Da UNITA, recebemos uma nota de imprensa que abaixo publicamos na íntegra:

(UNITA)
(UNITA)

Na Huila, o acto central das comemorações do 18 de Junho teve lugar na localidade de Kapunda Kavilongo, para onde se deslocou a comitiva do secretariado provincial, encabeçado pela sua titular, Amélia Judith Ernesto.

No discurso que proferiu perante a multidão que acorreu ao acto do 42º aniversário da existência da LIMA, Judith Ernesto destacou que a sempre valorizou a mulher enquanto companheira insubstituível do homem e também enquanto líder da maioria dos lares familiares, onde ela exerce o papel de âncora da felicidade.

“A questão da igualdade do género na UNITA não é mais uma questão de debate, mas tão-somente de acção. Desde os primórdios da existência da UNITA a mulher esteve sempre ao lado dos homens. A participação da mulher na luta de libertação nacional, na luta de resistência contra a invasão russo-cubana ao nosso país e ainda a sua participação efectiva na etapa actual da luta pela democratização do país petrifica cada vez mais a sua posição no seio do Partido e tornam a sua presença nas estruturas orgânicas, a todos níveis, não só indispensável, mas também insubstituível”, afirmou.

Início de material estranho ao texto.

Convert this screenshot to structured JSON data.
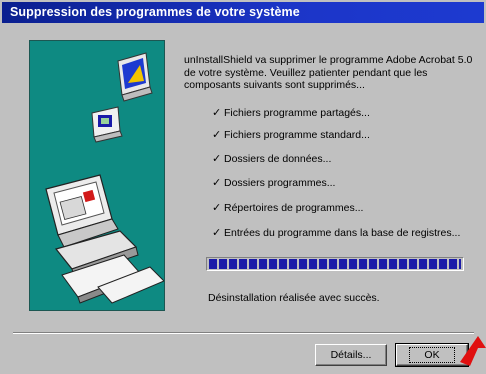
{
  "window": {
    "title": "Suppression des programmes de votre système"
  },
  "content": {
    "description": "unInstallShield va supprimer le programme Adobe Acrobat 5.0 de votre système. Veuillez patienter pendant que les composants suivants sont supprimés...",
    "steps": [
      "Fichiers programme partagés...",
      "Fichiers programme standard...",
      "Dossiers de données...",
      "Dossiers programmes...",
      "Répertoires de programmes...",
      "Entrées du programme dans la base de registres..."
    ],
    "progress_percent": 100,
    "status": "Désinstallation réalisée avec succès."
  },
  "buttons": {
    "details": "Détails...",
    "ok": "OK"
  },
  "colors": {
    "title_bar": "#1c35c8",
    "illustration_bg": "#0e8a82",
    "progress_fill": "#1a1aa8",
    "pointer": "#e01010"
  }
}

Para a dirigente da UNITA na Huila, no seio do seu partido, a questão da igualdade do género é também uma questão dos direitos humanos, argumentando que “não se pode falar dos direitos humanos e da justiça social enquanto houver uma alma que tenha tratamento subalterno”.

“Na UNITA, homens e mulheres são iguais perante a lei. Gozam dos mesmos direitos e têm para com a Pátria os mesmos deveres. Infelizmente, sabemos e constatamos, todos os dias, que ainda não é assim no nosso país”, apontou, acrescentando que “no nosso país é ainda bastante visível a diferença entre o homem e a mulher. Nas instituições públicas ou mesmo privadas nota-se a diferença de tratamento entre homens e mulheres, onde, geralmente os homens são mais considerados que as mulheres. Apesar de ser amplamente reconhecido que no nosso país, a mulher lidera a maioria dos lares devido a factores históricos e culturais, não existem políticas públicas tangíveis para dar cobertura a essa realidade”.

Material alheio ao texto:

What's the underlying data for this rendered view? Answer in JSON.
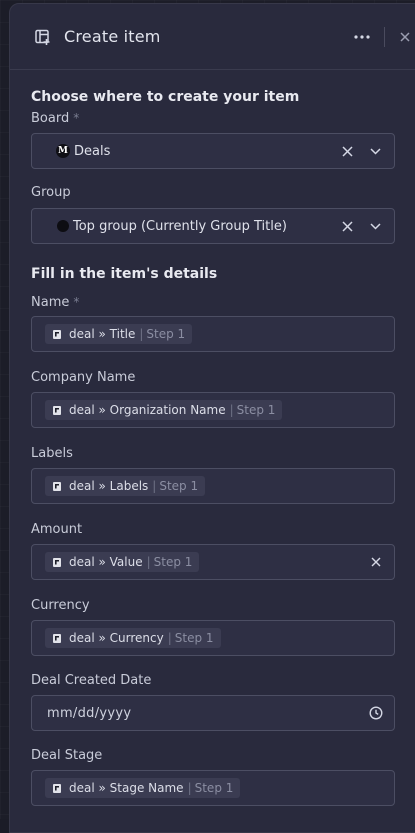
{
  "panel": {
    "title": "Create item"
  },
  "location": {
    "section_title": "Choose where to create your item",
    "board": {
      "label": "Board",
      "required": "*",
      "value": "Deals",
      "logo_letter": "M"
    },
    "group": {
      "label": "Group",
      "value": "Top group (Currently Group Title)"
    }
  },
  "details": {
    "section_title": "Fill in the item's details",
    "fields": [
      {
        "label": "Name",
        "required": "*",
        "path": "deal » Title",
        "sep": "|",
        "step": "Step 1"
      },
      {
        "label": "Company Name",
        "path": "deal » Organization Name",
        "sep": "|",
        "step": "Step 1"
      },
      {
        "label": "Labels",
        "path": "deal » Labels",
        "sep": "|",
        "step": "Step 1"
      },
      {
        "label": "Amount",
        "path": "deal » Value",
        "sep": "|",
        "step": "Step 1"
      },
      {
        "label": "Currency",
        "path": "deal » Currency",
        "sep": "|",
        "step": "Step 1"
      },
      {
        "label": "Deal Created Date",
        "placeholder": "mm/dd/yyyy"
      },
      {
        "label": "Deal Stage",
        "path": "deal » Stage Name",
        "sep": "|",
        "step": "Step 1"
      }
    ]
  }
}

Segundo Amélia Judith Ernesto tal situação está na base da desagregação de muitas famílias.

“No campo e na cidade, a situação socioeconómico das famílias vem-se degradando cada vez mais. Não existem programas concretos de apoio às mulheres nas distintas dimensões em que elas encontram-se inseridas, como por exemplo, a mulher camponesa, a mulher quitandeira, a mulher comerciante, etc, etc. Nos lares, a mulher é ainda vítima da violência doméstica em grau bastante elevado por parte dos maridos muito por culpa de factores alheios à sua própria vontade”.

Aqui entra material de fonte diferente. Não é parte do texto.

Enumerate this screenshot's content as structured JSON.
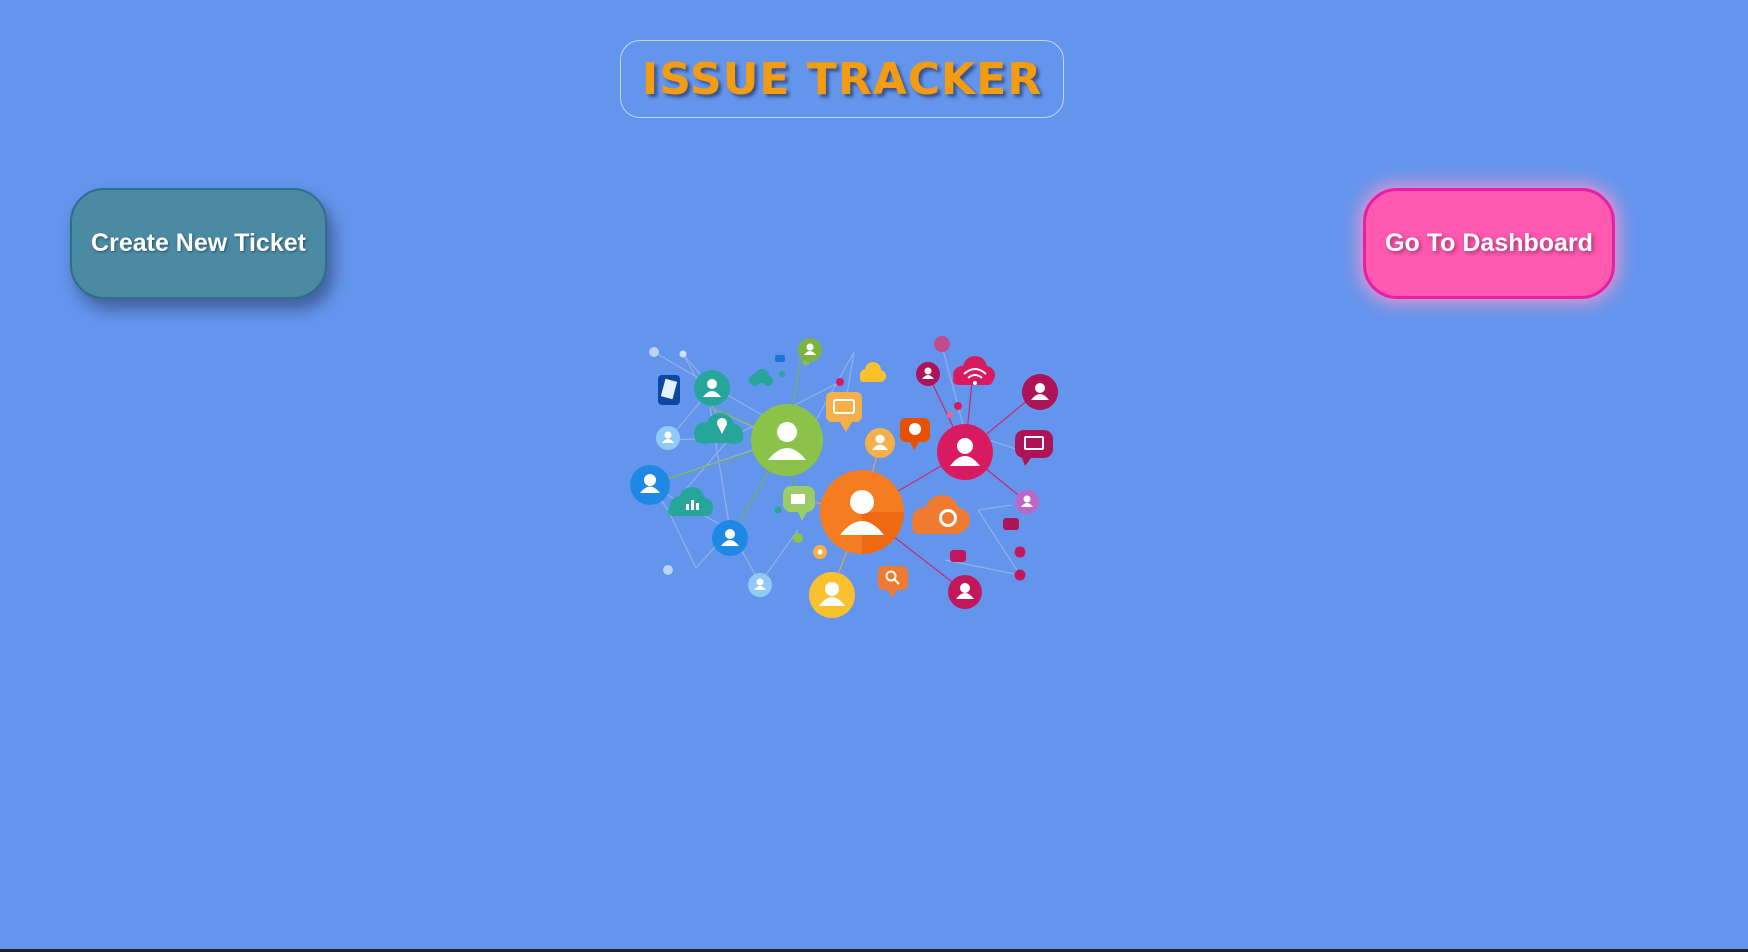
{
  "header": {
    "title": "ISSUE TRACKER"
  },
  "actions": {
    "create_label": "Create New Ticket",
    "dashboard_label": "Go To Dashboard"
  },
  "colors": {
    "background": "#6495ed",
    "title": "#f39c12",
    "create_button": "#4a8aa2",
    "dashboard_button": "#ff5ab0"
  },
  "illustration": {
    "icon": "social-network-illustration"
  }
}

A dirigente partidária lamenta não haver também um programa de sensibilização dos homens para que estes tomem consciência positiva e acabem a violência contra a mulher e por isso, ela entende ser ainda longo o caminho a percorrer, para que a mulher angolana possa conquistar o seu verdadeiro lugar na sociedade.
“É um desafio que as mulheres têm de enfrentar para conquistarem o seu desenvolvimento multifacetado a fim de enfrentarem, com alguma capacidade, o mundo actual da globalização. Faço, por isso, um apelo a todas as mulheres desta magnifica localidade, as mulheres deste belo município da Chibia, as mulheres desta província da Huila, enfim, a todas as mulheres sejam elas camponesas ou funcionárias, rurais ou urbanas para se juntarem aos esforços da LIMA nessa luta pela conquista do desenvolvimento da mulher. O desenvolvimento da mulher representa o desenvolvimento das famílias”, afirmou, convidando também os homens a não se apartarem.

“É preciso que os homens ajudem as suas mulheres a combater a violência contra a mulher; é preciso ajudar os homens que ainda não reconhecem a igualdade de direitos às mulheres; é preciso combater as instituições que vêm a mulher como um ser do 2º grau. Este é um combate justo porque busca a justiça social. É um combate que conta com o apoio inequívoco da UNITA porque a justiça social faz parte dos valores da UNITA”, defendeu, sublinhando que o partido defende um país que oferece oportunidades a todos os seus filhos independentemente do sexo, da sua condição social ou da sua origem étnica ou local de nascimento.

De acordo com Judith Ernesto, a violência doméstica tem a sua origem na pobreza que assola as famílias angolanas.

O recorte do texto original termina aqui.